Tout au long de l’itinéraire, les manifestants brandissant le drapeau de la Russie scandaient des slogans hostiles au régime de Niamey et à la France : « le Niger, un pays à deux présidents » ; «  La France finance et parraine le Terrorisme au Sahel » ;  « 62 ans de l’exploitation de l’Afrique noire ça suffit ! » ; «  Nous exigeons le départ pur et simple de toutes les bases militaires étrangères en Afrique » ; « l’Armée coloniale BARKHANE doit quitter » ; «  Au secours Poutine, la France a mis le Niger en otage » etc

M. Abdoulaye Seydou, Coordonnateur du Mouvement M62 a profité de l’occasion pour dresser un tableau peu reluisant du pays au plan économique, social puis sécuritaire. La cherté de la vie, la récente hausse du prix de litre de Gasoil, la gestion opaque des retombées des ressources naturelles (le pétrole), la dépravation des mœurs politiques au plus haut sommet de l’Etat, l’installation des bases militaires étrangères en toile de fonds le départ de la Force Barkhane. En substance, le Mouvement M62 a demandé au Gouvernement l’annulation de la mesure portant augmentation du prix du gasoil ; l’adoption de mesures concrètes contre la vie chère l’augmentation du revenu des travailleurs y compris le salaire minimum interprofessionnel (SMIG). Aussi, il le M62 a exigé la traduction de l’ancien Président de la République, M. Issoufou Mahamadou devant les juridictions pour haute trahison dans le cadre de la construction du chemin de fer.

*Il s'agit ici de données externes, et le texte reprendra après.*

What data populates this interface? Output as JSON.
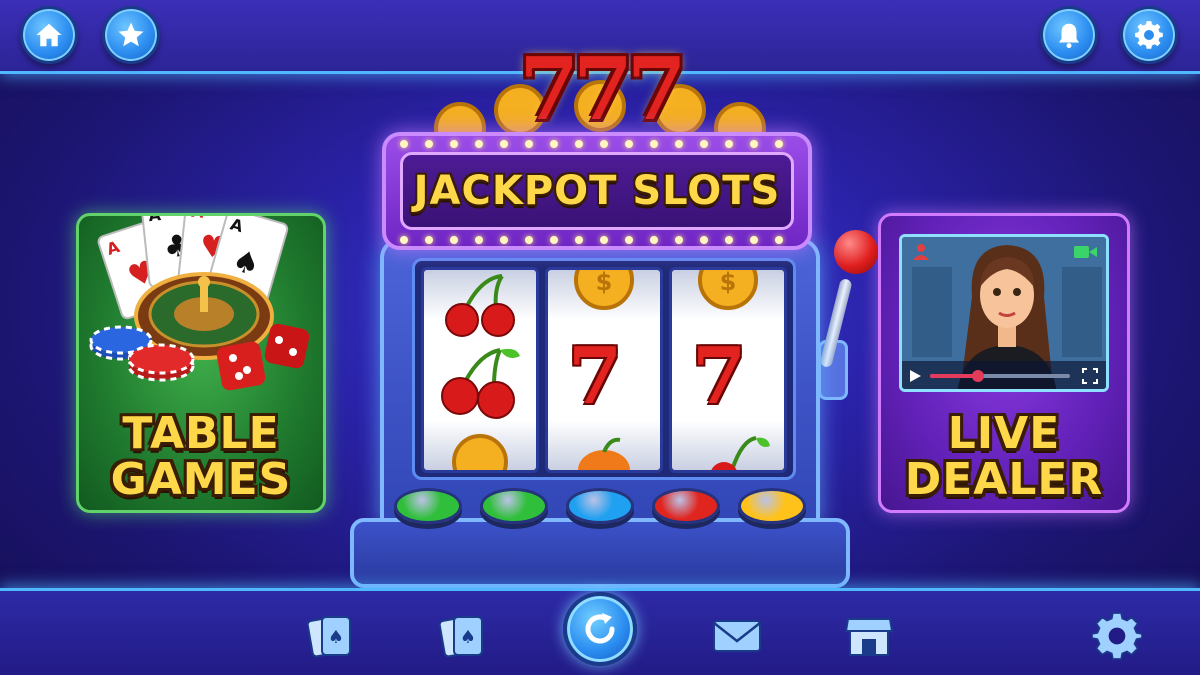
{
  "top_bar": {
    "icons": [
      "home-icon",
      "star-icon",
      "bell-icon",
      "gear-icon"
    ]
  },
  "panels": {
    "table_games": {
      "title_line1": "TABLE",
      "title_line2": "GAMES"
    },
    "live_dealer": {
      "title_line1": "LIVE",
      "title_line2": "DEALER"
    }
  },
  "slot_machine": {
    "title": "JACKPOT SLOTS",
    "topper": "777",
    "reels": [
      [
        "cherry",
        "cherry",
        "coin"
      ],
      [
        "coin",
        "7",
        "fruit"
      ],
      [
        "coin",
        "7",
        "cherry"
      ]
    ],
    "reel_center_text": [
      "7",
      "7"
    ],
    "buttons": [
      {
        "color": "#2fbf3a"
      },
      {
        "color": "#2fbf3a"
      },
      {
        "color": "#1fa0f0"
      },
      {
        "color": "#e0241e"
      },
      {
        "color": "#ffc21a"
      }
    ]
  },
  "bottom_bar": {
    "icons": [
      "cards-icon",
      "card-spade-icon",
      "refresh-icon",
      "mail-icon",
      "shop-icon",
      "gear-icon"
    ]
  },
  "colors": {
    "accent_gold": "#ffd84a",
    "glow_blue": "#4fb8ff",
    "table_green": "#1f7a2e",
    "live_purple": "#6221b8"
  }
}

« Cette grande mobilisation est un message du peuple Nigérien déterminé à nous accompagner pour la restauration de sa Dignité et la Défense de la souveraineté nationale.  Le peuple nigérien a compris la légitimité de notre engagement pour dire Non la cherté de la vie, à l’augmentation du prix du gasoil, à l’installation des bases militaires étrangères etc » a renchéri M. Anass Djibril, membre actif du Mouvement M62.  « Il s’agit pour nous d’exprimer notre ras-le-bol par rapport à la Gouvernance actuelle de notre pays. Une Gouvernance caractérisée par le détournement massif des deniers publics, la corruption et l’impunité » a ajouté Mme Falmata Taya dans une colère à peine contenue. « C’est une molestation citoyenne, les sujets débattus nous concernent tous sans considération politique » a souligné M. Laouali Mato Nassirou, acteur politique. «  Des hommes politiques croupissent encore en prison à cause de leurs opinions alors que des délinquants économiques et financiers qui ont pillé des milliards se promènent sans être inquiétés parce qu’ils sont proches du pouvoir. Elle est où la justice sociale ? » s’interroge pour sa part M Ismaël Yaye,

Concernant la cherté des produits de première consommation, « Le gouvernement devrait activer les services de contrôle des prix et la police économique pour mieux appliquer les mesures prises de commun accord avec les acteurs économiques et la société civile. Le secteur informel nigérien représente près de 50% du PIB, ce qui rend le taux du prélèvement  fiscal  très faible par rapport au PIB. » a expliqué quelques jours auparavant M. Isssoufou BOUBACAR KADO MAGAGI, analyste de la scène socio politique nigérienne.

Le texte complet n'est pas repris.